Gdy Grześ i Krzyś wylądowali na drugiej wyspie, przywitała ich delegacja trzech robotów. Dwa z nich były tego samego wzrostu, co Grześ, tylko trzeci był prawie 2 razy większy!

– Witamy w Akademii Kosmicznej. Prowadzimy tu badania wszystkiego. Od cząstek bardzo małych, takich jak atomy, do ogromnych kosmicznych obiektów, takich jak gwiazdy! – rzekł duży robot. – A ja nazywam się Salomon 100.000 i jestem tu największym naukowcem!

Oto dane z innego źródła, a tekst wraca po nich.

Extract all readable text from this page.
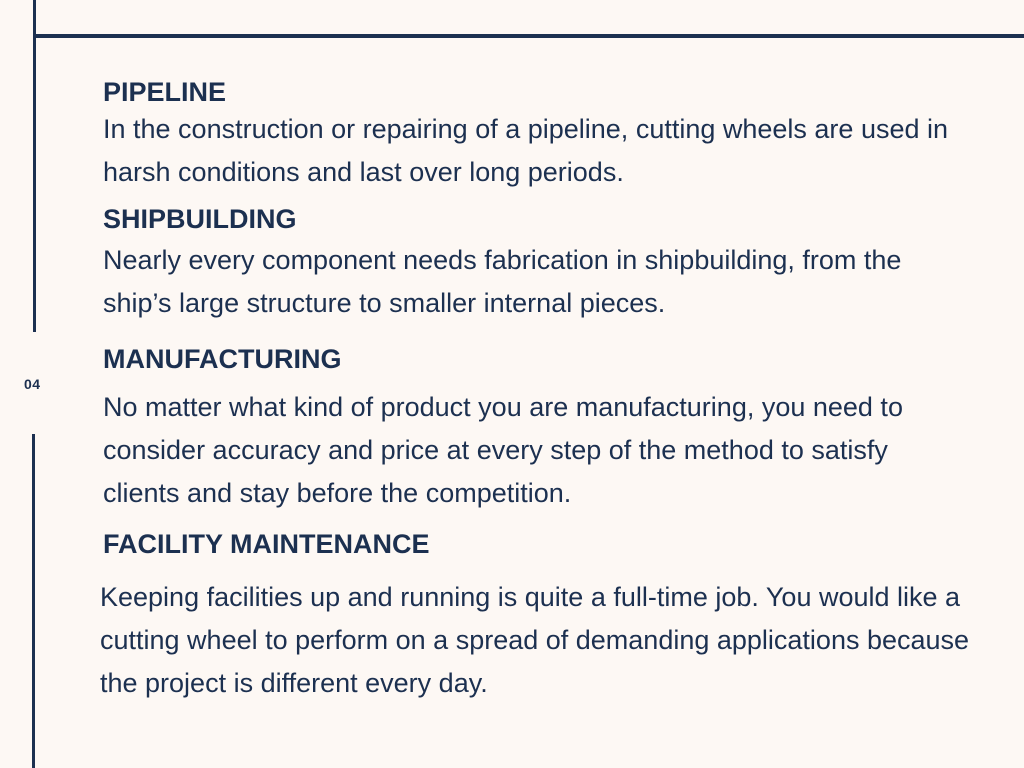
04
PIPELINE

In the construction or repairing of a pipeline, cutting wheels are used in harsh conditions and last over long periods.

SHIPBUILDING

Nearly every component needs fabrication in shipbuilding, from the ship’s large structure to smaller internal pieces.

MANUFACTURING

No matter what kind of product you are manufacturing, you need to consider accuracy and price at every step of the method to satisfy clients and stay before the competition.

FACILITY MAINTENANCE

Keeping facilities up and running is quite a full-time job. You would like a cutting wheel to perform on a spread of demanding applications because the project is different every day.
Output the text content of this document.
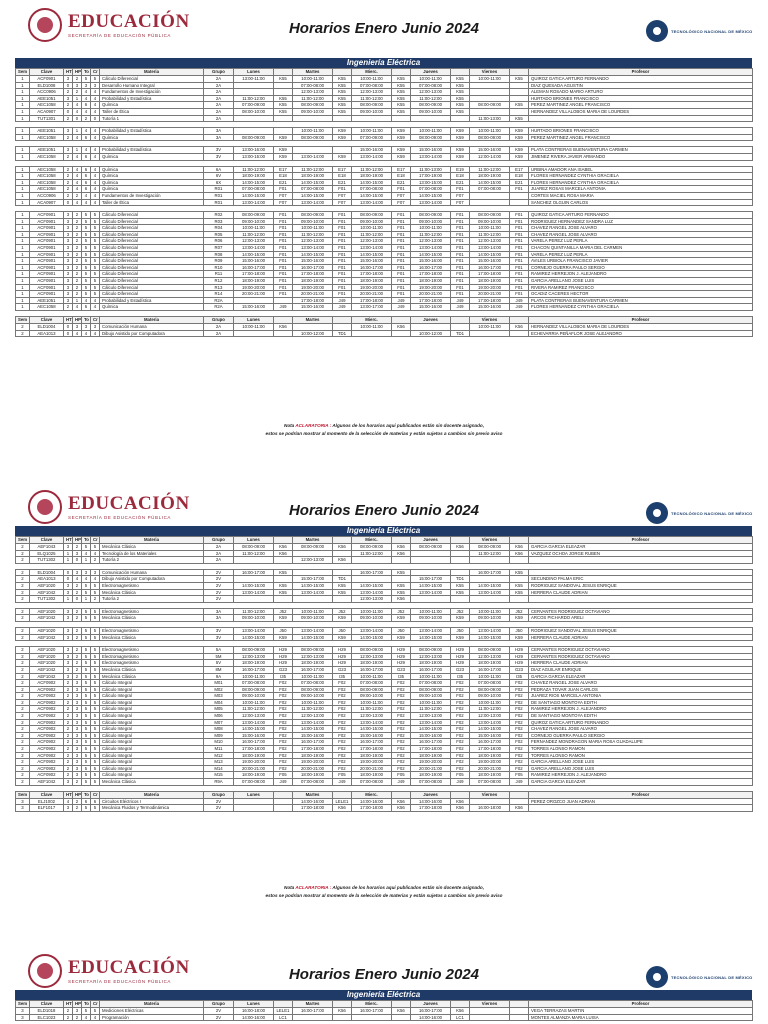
EDUCACIÓN
SECRETARÍA DE EDUCACIÓN PÚBLICA	Horarios Enero Junio 2024	TECNOLÓGICO NACIONAL DE MÉXICO
Ingeniería Eléctrica
Sem	Clave	HT	HP	To	Cr	Materia	Grupo	Lunes		Martes		Mierc.		Jueves		Viernes		Profesor
1	ACF0901	3	2	5	5	Cálculo Diferencial	2A	13:00-11:00	K55	10:00-11:00	K55	10:00-11:00	K55	10:00-11:00	K55	10:00-11:00	K55	QUIROZ GATICA ARTURO FERNANDO
1	ELD1008	0	3	3	3	Desarrollo Humano Integral	2A			07:00-08:00	K55	07:00-08:00	K55	07:00-08:00	K55			DIAZ QUESADA AGUSTIN
1	ACC0906	2	2	4	4	Fundamentos de Investigación	2A			12:00-13:00	K55	12:00-13:00	K55	12:00-13:00	K55			ALEMAN ROSADO MARIO ARTURO
1	AEE1051	3	1	4	4	Probabilidad y Estadística	2A	11:00-12:00	K55	11:00-12:00	K55	11:00-12:00	K55	11:00-12:00	K55			HURTADO BRIONES FRANCISCO
1	AEC1058	2	4	6	4	Química	2A	07:00-09:00	K55	08:00-09:00	K55	08:00-09:00	K55	08:00-09:00	K55	08:00-09:00	K55	PEREZ MARTINEZ ANGEL FRANCISCO
1	ACA0907	0	4	4	4	Taller de Ética	2A	08:00-10:00	K55	09:00-10:00	K55	09:00-10:00	K55	09:00-10:00	K55			HERNANDEZ VILLALOBOS MARIA DE LOURDES
1	TUT1301	2	0	2	0	Tutoría 1	2A									11:00-13:00	K55	

1	AEE1051	3	1	4	4	Probabilidad y Estadística	3A			10:00-11:00	K59	10:00-11:00	K59	10:00-11:00	K59	10:00-11:00	K59	HURTADO BRIONES FRANCISCO
1	AEC1058	2	4	6	4	Química	3A	08:00-09:00	K59	08:00-09:00	K59	07:00-09:00	K59	08:00-09:00	K59	08:00-09:00	K59	PEREZ MARTINEZ ANGEL FRANCISCO

1	AEE1051	3	1	4	4	Probabilidad y Estadística	3V	13:00-16:00	K59			15:00-16:00	K59	15:00-16:00	K59	15:00-16:00	K59	PLATA CONTRERAS BUENAVENTURA CARMEN
1	AEC1058	2	4	6	4	Química	3V	13:00-15:00	K59	13:00-14:00	K59	13:00-14:00	K59	13:00-14:00	K59	12:00-14:00	K59	JIMENEZ RIVERA JAVIER ARMANDO

1	AEC1058	2	4	6	4	Química	6A	11:00-12:00	E17	11:00-12:00	E17	11:00-12:00	E17	11:00-13:00	E19	11:00-12:00	E17	URBINA AMADOR ANA ISABEL
1	AEC1058	2	4	6	4	Química	6V	18:00-19:00	E18	18:00-19:00	E18	18:00-19:00	E18	17:00-19:00	E18	18:00-19:00	E18	FLORES HERNANDEZ CYNTHIA GRACIELA
1	AEC1058	2	4	6	4	Química	6X	14:00-15:00	E21	14:00-15:00	E21	14:00-15:00	E21	13:00-15:00	E21	14:00-15:00	E21	FLORES HERNANDEZ CYNTHIA GRACIELA
1	AEC1058	2	4	6	4	Química	R01	07:00-08:00	F01	07:00-08:00	F01	07:00-08:00	F01	07:00-08:00	F01	07:00-08:00	F01	JUAREZ ROSAS MARCELA ANTONIA
1	ACC0906	2	2	4	4	Fundamentos de Investigación	R01	14:00-15:00	F07	14:00-15:00	F07	14:00-15:00	F07	14:00-15:00	F07			CORTES MACIEL ROSA MARIA
1	ACA0907	0	4	4	4	Taller de Ética	R01	13:00-14:00	F07	13:00-14:00	F07	13:00-14:00	F07	13:00-14:00	F07			SANCHEZ OLGUIN CARLOS

1	ACF0901	3	2	5	5	Cálculo Diferencial	R02	08:00-09:00	F01	08:00-09:00	F01	08:00-09:00	F01	08:00-09:00	F01	08:00-09:00	F01	QUIROZ GATICA ARTURO FERNANDO
1	ACF0901	3	2	5	5	Cálculo Diferencial	R03	09:00-10:00	F01	09:00-10:00	F01	09:00-10:00	F01	09:00-10:00	F01	09:00-10:00	F01	RODRIGUEZ HERNANDEZ SANDRA LUZ
1	ACF0901	3	2	5	5	Cálculo Diferencial	R04	10:00-11:00	F01	10:00-11:00	F01	10:00-11:00	F01	10:00-11:00	F01	10:00-11:00	F01	CHAVEZ RANGEL JOSE ALVARO
1	ACF0901	3	2	5	5	Cálculo Diferencial	R05	11:00-12:00	F01	11:00-12:00	F01	11:00-12:00	F01	11:00-12:00	F01	11:00-12:00	F01	CHAVEZ RANGEL JOSE ALVARO
1	ACF0901	3	2	5	5	Cálculo Diferencial	R06	12:00-13:00	F01	12:00-13:00	F01	12:00-13:00	F01	12:00-13:00	F01	12:00-13:00	F01	VARELA PEREZ LUZ PERLA
1	ACF0901	3	2	5	5	Cálculo Diferencial	R07	13:00-14:00	F01	13:00-14:00	F01	13:00-14:00	F01	13:00-14:00	F01	13:00-14:00	F01	CHACON QUINTANILLA MARIA DEL CARMEN
1	ACF0901	3	2	5	5	Cálculo Diferencial	R08	14:00-15:00	F01	14:00-15:00	F01	14:00-15:00	F01	14:00-15:00	F01	14:00-15:00	F01	VARELA PEREZ LUZ PERLA
1	ACF0901	3	2	5	5	Cálculo Diferencial	R09	15:00-16:00	F01	15:00-16:00	F01	15:00-16:00	F01	15:00-16:00	F01	15:00-16:00	F01	AVILES URBIOLA FRANCISCO JAVIER
1	ACF0901	3	2	5	5	Cálculo Diferencial	R10	16:00-17:00	F01	16:00-17:00	F01	16:00-17:00	F01	16:00-17:00	F01	16:00-17:00	F01	CORNEJO GUERRA PAULO SERGIO
1	ACF0901	3	2	5	5	Cálculo Diferencial	R11	17:00-18:00	F01	17:00-18:00	F01	17:00-18:00	F01	17:00-18:00	F01	17:00-18:00	F01	RAMIREZ HERREJON J. ALEJANDRO
1	ACF0901	3	2	5	5	Cálculo Diferencial	R12	18:00-19:00	F01	18:00-19:00	F01	18:00-19:00	F01	18:00-19:00	F01	18:00-19:00	F01	GARCIA ARELLANO JOSE LUIS
1	ACF0901	3	2	5	5	Cálculo Diferencial	R13	19:00-20:00	F01	19:00-20:00	F01	19:00-20:00	F01	19:00-20:00	F01	19:00-20:00	F01	RIVERA RAMIREZ FRANCISCO
1	ACF0901	3	2	5	5	Cálculo Diferencial	R14	20:00-21:00	F01	20:00-21:00	F01	20:00-21:00	F01	20:00-21:00	F01	20:00-21:00	F01	OCADIZ CACERES HECTOR
1	AEE1051	3	1	4	4	Probabilidad y Estadística	R2A			17:00-18:00	J49	17:00-18:00	J49	17:00-18:00	J49	17:00-18:00	J49	PLATA CONTRERAS BUENAVENTURA CARMEN
1	AEC1058	2	4	6	4	Química	R2A	15:00-16:00	J49	15:00-16:00	J49	13:00-17:00	J49	15:00-16:00	J49	15:00-16:00	J49	FLORES HERNANDEZ CYNTHIA GRACIELA

Sem	Clave	HT	HP	To	Cr	Materia	Grupo	Lunes		Martes		Mierc.		Jueves		Viernes		Profesor
2	ELD1004	0	3	3	3	Comunicación Humana	2A	10:00-11:00	K56			10:00-11:00	K56			10:00-11:00	K56	HERNANDEZ VILLALOBOS MARIA DE LOURDES
2	AEA1013	0	4	4	4	Dibujo Asistido por Computadora	2A			10:00-12:00	TD1			10:00-12:00	TD1			ECHEVARRIA PEÑAFLOR JOSE ALEJANDRO
Nota ACLARATORIA : Algunos de los horarios aqui publicados están sin docente asignado,
estos se podrían mostrar al momento de la selección de materias y están sujetos a cambios sin previo aviso
EDUCACIÓN
SECRETARÍA DE EDUCACIÓN PÚBLICA	Horarios Enero Junio 2024	TECNOLÓGICO NACIONAL DE MÉXICO
Ingeniería Eléctrica
Sem	Clave	HT	HP	To	Cr	Materia	Grupo	Lunes		Martes		Mierc.		Jueves		Viernes		Profesor
2	AEF1043	3	2	5	5	Mecánica Clásica	2A	08:00-09:00	K56	08:00-09:00	K56	08:00-09:00	K56	08:00-09:00	K56	08:00-09:00	K56	GARCIA GARCIA ELEAZAR
2	ELQ1025	1	3	4	4	Tecnología de los Materiales	2A	11:00-12:00	K56			11:00-12:00	K56			11:00-12:00	K56	VAZQUEZ OCHOA JORGE RUBEN
2	TUT1302	1	0	1	2	Tutoría 2	2A			12:00-13:00	K56							

2	ELD1004	0	3	3	3	Comunicación Humana	2V	16:00-17:00	K55			16:00-17:00	K55			16:00-17:00	K55	
2	AEA1013	0	4	4	4	Dibujo Asistido por Computadora	2V			15:00-17:00	TD1			15:00-17:00	TD1			SECUNDINO PALMA ERIC
2	AEF1020	3	2	5	5	Electromagnetismo	2V	14:00-15:00	K55	14:00-15:00	K55	14:00-15:00	K55	14:00-15:00	K55	14:00-15:00	K55	RODRIGUEZ SANDOVAL JESUS ENRIQUE
2	AEF1042	3	2	5	5	Mecánica Clásica	2V	13:00-14:00	K55	13:00-14:00	K55	13:00-14:00	K55	13:00-14:00	K55	13:00-14:00	K55	HERRERA CLAUDE ADRIAN
2	TUT1302	1	0	1	2	Tutoría 2	2V					12:00-13:00	K56					

2	AEF1020	3	2	5	5	Electromagnetismo	3A	11:00-12:00	J52	10:00-11:00	J52	10:00-11:00	J52	10:00-11:00	J52	10:00-11:00	J52	CERVANTES RODRIGUEZ OCTAVIANO
2	AEF1042	3	2	5	5	Mecánica Clásica	3A	09:00-10:00	K59	09:00-10:00	K59	09:00-10:00	K59	09:00-10:00	K59	09:00-10:00	K59	ARCOS PICHARDO ARELI

2	AEF1020	3	2	5	5	Electromagnetismo	3V	13:00-14:00	J50	13:00-14:00	J50	13:00-14:00	J50	13:00-14:00	J50	13:00-14:00	J50	RODRIGUEZ SANDOVAL JESUS ENRIQUE
2	AEF1042	3	2	5	5	Mecánica Clásica	3V	14:00-15:00	K59	14:00-15:00	K59	14:00-15:00	K59	14:00-15:00	K59	14:00-15:00	K59	HERRERA CLAUDE ADRIAN

2	AEF1020	3	2	5	5	Electromagnetismo	5A	08:00-09:00	H29	08:00-09:00	H29	08:00-09:00	H29	08:00-09:00	H29	08:00-09:00	H29	CERVANTES RODRIGUEZ OCTAVIANO
2	AEF1020	3	2	5	5	Electromagnetismo	5M	12:00-13:00	H29	12:00-13:00	H29	12:00-13:00	H29	12:00-13:00	H29	12:00-13:00	H29	CERVANTES RODRIGUEZ OCTAVIANO
2	AEF1020	3	2	5	5	Electromagnetismo	5V	18:00-19:00	H29	18:00-19:00	H29	18:00-19:00	H29	18:00-19:00	H29	18:00-19:00	H29	HERRERA CLAUDE ADRIAN
2	AEF1042	3	2	5	5	Mecánica Clásica	8M	16:00-17:00	G23	16:00-17:00	G23	16:00-17:00	G23	16:00-17:00	G23	16:00-17:00	G23	DIAZ AGUILAR ENRIQUE
2	AEF1042	3	2	5	5	Mecánica Clásica	9A	10:00-11:00	I35	10:00-11:00	I35	10:00-11:00	I35	10:00-11:00	I35	10:00-11:00	I35	GARCIA GARCIA ELEAZAR
2	ACF0902	2	3	5	5	Cálculo Integral	M01	07:00-08:00	F02	07:00-08:00	F02	07:00-08:00	F02	07:00-08:00	F02	07:00-08:00	F02	CHAVEZ RANGEL JOSE ALVARO
2	ACF0902	2	3	5	5	Cálculo Integral	M02	08:00-09:00	F02	08:00-09:00	F02	08:00-09:00	F02	08:00-09:00	F02	08:00-09:00	F02	PEDRAZA TOVAR JUAN CARLOS
2	ACF0902	2	3	5	5	Cálculo Integral	M03	09:00-10:00	F02	09:00-10:00	F02	09:00-10:00	F02	09:00-10:00	F02	09:00-10:00	F02	JUAREZ RIOS MARCELA ANTONIA
2	ACF0902	2	3	5	5	Cálculo Integral	M04	10:00-11:00	F02	10:00-11:00	F02	10:00-11:00	F02	10:00-11:00	F02	10:00-11:00	F02	DE SANTIAGO MONTOYA EDITH
2	ACF0902	2	3	5	5	Cálculo Integral	M05	11:00-12:00	F02	11:00-12:00	F02	11:00-12:00	F02	11:00-12:00	F02	11:00-12:00	F02	RAMIREZ HERREJON J. ALEJANDRO
2	ACF0902	2	3	5	5	Cálculo Integral	M06	12:00-13:00	F02	12:00-13:00	F02	12:00-13:00	F02	12:00-13:00	F02	12:00-13:00	F02	DE SANTIAGO MONTOYA EDITH
2	ACF0902	2	3	5	5	Cálculo Integral	M07	13:00-14:00	F02	13:00-14:00	F02	13:00-14:00	F02	13:00-14:00	F02	13:00-14:00	F02	QUIROZ GATICA ARTURO FERNANDO
2	ACF0902	2	3	5	5	Cálculo Integral	M08	14:00-15:00	F02	14:00-15:00	F02	14:00-15:00	F02	14:00-15:00	F02	14:00-15:00	F02	CHAVEZ RANGEL JOSE ALVARO
2	ACF0902	2	3	5	5	Cálculo Integral	M09	15:00-16:00	F02	15:00-16:00	F02	15:00-16:00	F02	15:00-16:00	F02	15:00-16:00	F02	CORNEJO GUERRA PAULO SERGIO
2	ACF0902	2	3	5	5	Cálculo Integral	M10	16:00-17:00	F02	16:00-17:00	F02	16:00-17:00	F02	16:00-17:00	F02	16:00-17:00	F02	FERNANDEZ MONDRAGON MARIA ROSA GUADALUPE
2	ACF0902	2	3	5	5	Cálculo Integral	M11	17:00-18:00	F02	17:00-18:00	F02	17:00-18:00	F02	17:00-18:00	F02	17:00-18:00	F02	TORRES ALONSO RAMON
2	ACF0902	2	3	5	5	Cálculo Integral	M12	18:00-19:00	F02	18:00-19:00	F02	18:00-19:00	F02	18:00-19:00	F02	18:00-19:00	F02	TORRES ALONSO RAMON
2	ACF0902	2	3	5	5	Cálculo Integral	M13	19:00-20:00	F02	19:00-20:00	F02	19:00-20:00	F02	19:00-20:00	F02	19:00-20:00	F02	GARCIA ARELLANO JOSE LUIS
2	ACF0902	2	3	5	5	Cálculo Integral	M14	20:00-21:00	F02	20:00-21:00	F02	20:00-21:00	F02	20:00-21:00	F02	20:00-21:00	F02	GARCIA ARELLANO JOSE LUIS
2	ACF0902	2	3	5	5	Cálculo Integral	M15	18:00-19:00	F05	18:00-19:00	F05	18:00-19:00	F05	18:00-19:00	F05	18:00-19:00	F05	RAMIREZ HERREJON J. ALEJANDRO
2	AEF1042	3	2	5	5	Mecánica Clásica	R9A	07:00-08:00	J49	07:00-08:00	J49	07:00-08:00	J49	07:00-08:00	J49	07:00-08:00	J49	GARCIA GARCIA ELEAZAR

Sem	Clave	HT	HP	To	Cr	Materia	Grupo	Lunes		Martes		Mierc.		Jueves		Viernes		Profesor
3	ELJ1002	4	2	6	6	Circuitos Eléctricos I	2V			14:00-16:00	LELE1	14:00-16:00	K56	14:00-16:00	K56			PEREZ OROZCO JUAN ADRIAN
3	ELF1017	3	2	5	5	Mecánica Fluidos y Termodinámica	2V			17:00-18:00	K56	17:00-18:00	K56	17:00-18:00	K56	16:00-18:00	K56	
Nota ACLARATORIA : Algunos de los horarios aqui publicados están sin docente asignado,
estos se podrían mostrar al momento de la selección de materias y están sujetos a cambios sin previo aviso
EDUCACIÓN
SECRETARÍA DE EDUCACIÓN PÚBLICA	Horarios Enero Junio 2024	TECNOLÓGICO NACIONAL DE MÉXICO
Ingeniería Eléctrica
Sem	Clave	HT	HP	To	Cr	Materia	Grupo	Lunes		Martes		Mierc.		Jueves		Viernes		Profesor
3	ELD1018	2	3	5	5	Mediciones Eléctricas	2V	16:00-18:00	LELE1	16:00-17:00	K56	16:00-17:00	K56	16:00-17:00	K56			VEGA TERRAZAS MARTIN
3	ELC1023	2	2	4	4	Programación	2V	14:00-16:00	LC1					14:00-16:00	LC1			MONTES ALMANZA MARIA LUISA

– Nieprawda – odezwały się wspólnie dwa małe roboty. – To my jesteśmy największym naukowcem!

Następnie oba małe roboty stanęły obok siebie i przemieniły się w jednego większego!

Wtedy Salamon 100.000, który teraz był mniejszy, zagwizdał. Przybiegł do niego robopies! Stanął obok i połączył się ze swoim właścicielem.

– I kto jest teraz największy? – spytał dumnie.

– Kici kici! – zawołał na to drugi robot.

Z pobliskiego drzewa zeskoczył robokot…

– Przestańcie się popisywać – przerwał im Robokrzyś. – Bo przyjechałem z naukowcem z Planety Ziemia. Na imię ma Grześ i umie naprawiać roboty!

– Nie jestem naukowcem! – rzekł Grześ. – Jestem uczniem.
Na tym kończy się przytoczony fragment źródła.